Eugene Von Guerard, painter and teacher, was born in Vienna in 1811, his father Bernard, was a miniaturist and court painter to the Emperor of Austria. He studied in Italy and then the Dusseldorf Academy from 1840-45, one of the main art teaching centres in Europe.

 

In 1852 Von Guerard moved to London to teach, but in the same year decided to travel to Australia to try his luck on the Victorian goldfields. He sketched the mining districts around Ballarat until 1854 when he moved to Melbourne. In the same year he married Fraulein Arnz from Dusseldorf and resumed his career as a landscape painter.
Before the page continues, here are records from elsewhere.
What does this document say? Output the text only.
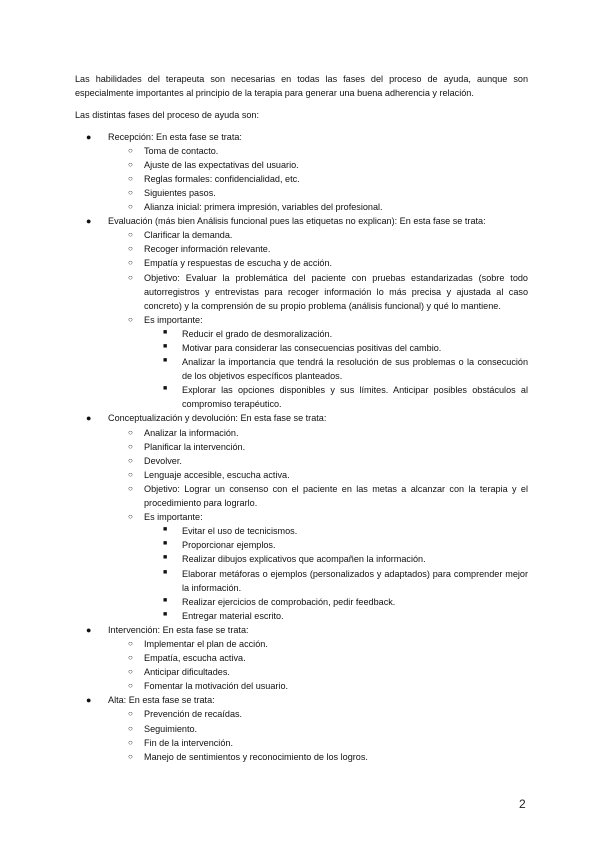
Las habilidades del terapeuta son necesarias en todas las fases del proceso de ayuda, aunque son especialmente importantes al principio de la terapia para generar una buena adherencia y relación.

Las distintas fases del proceso de ayuda son:

● Recepción: En esta fase se trata:
○ Toma de contacto.
○ Ajuste de las expectativas del usuario.
○ Reglas formales: confidencialidad, etc.
○ Siguientes pasos.
○ Alianza inicial: primera impresión, variables del profesional.
● Evaluación (más bien Análisis funcional pues las etiquetas no explican): En esta fase se trata:
○ Clarificar la demanda.
○ Recoger información relevante.
○ Empatía y respuestas de escucha y de acción.
○ Objetivo: Evaluar la problemática del paciente con pruebas estandarizadas (sobre todo autorregistros y entrevistas para recoger información lo más precisa y ajustada al caso concreto) y la comprensión de su propio problema (análisis funcional) y qué lo mantiene.
○ Es importante:
■ Reducir el grado de desmoralización.
■ Motivar para considerar las consecuencias positivas del cambio.
■ Analizar la importancia que tendrá la resolución de sus problemas o la consecución de los objetivos específicos planteados.
■ Explorar las opciones disponibles y sus límites. Anticipar posibles obstáculos al compromiso terapéutico.
● Conceptualización y devolución: En esta fase se trata:
○ Analizar la información.
○ Planificar la intervención.
○ Devolver.
○ Lenguaje accesible, escucha activa.
○ Objetivo: Lograr un consenso con el paciente en las metas a alcanzar con la terapia y el procedimiento para lograrlo.
○ Es importante:
■ Evitar el uso de tecnicismos.
■ Proporcionar ejemplos.
■ Realizar dibujos explicativos que acompañen la información.
■ Elaborar metáforas o ejemplos (personalizados y adaptados) para comprender mejor la información.
■ Realizar ejercicios de comprobación, pedir feedback.
■ Entregar material escrito.
● Intervención: En esta fase se trata:
○ Implementar el plan de acción.
○ Empatía, escucha activa.
○ Anticipar dificultades.
○ Fomentar la motivación del usuario.
● Alta: En esta fase se trata:
○ Prevención de recaídas.
○ Seguimiento.
○ Fin de la intervención.
○ Manejo de sentimientos y reconocimiento de los logros.
2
He accepted commissions to paint and travelled extensively, exploring many of the mountainous regions of inland Australia and Tasmania. The detailed drawings he collected from these journeys resulted in the romantic landscape subjects for which he became famous. An album of lithographs was published in 1867.

 

By the 1860s Von Guerard was recognized as Victoria's most foremost landscape artist. He was a teacher and honorary curator at the National Gallery, Victoria and his work was exhibited internationally. In 1881 he retired from the gallery and moved to Dusseldorf. The Von Guerards settled in London in 1891 to live near their daughter. Von Guerard died in London in 1901.

 

Bib. Clarke, J. & B. Whitelaw. Golden Summera: Heidelberg and Beyond 1986. NGV.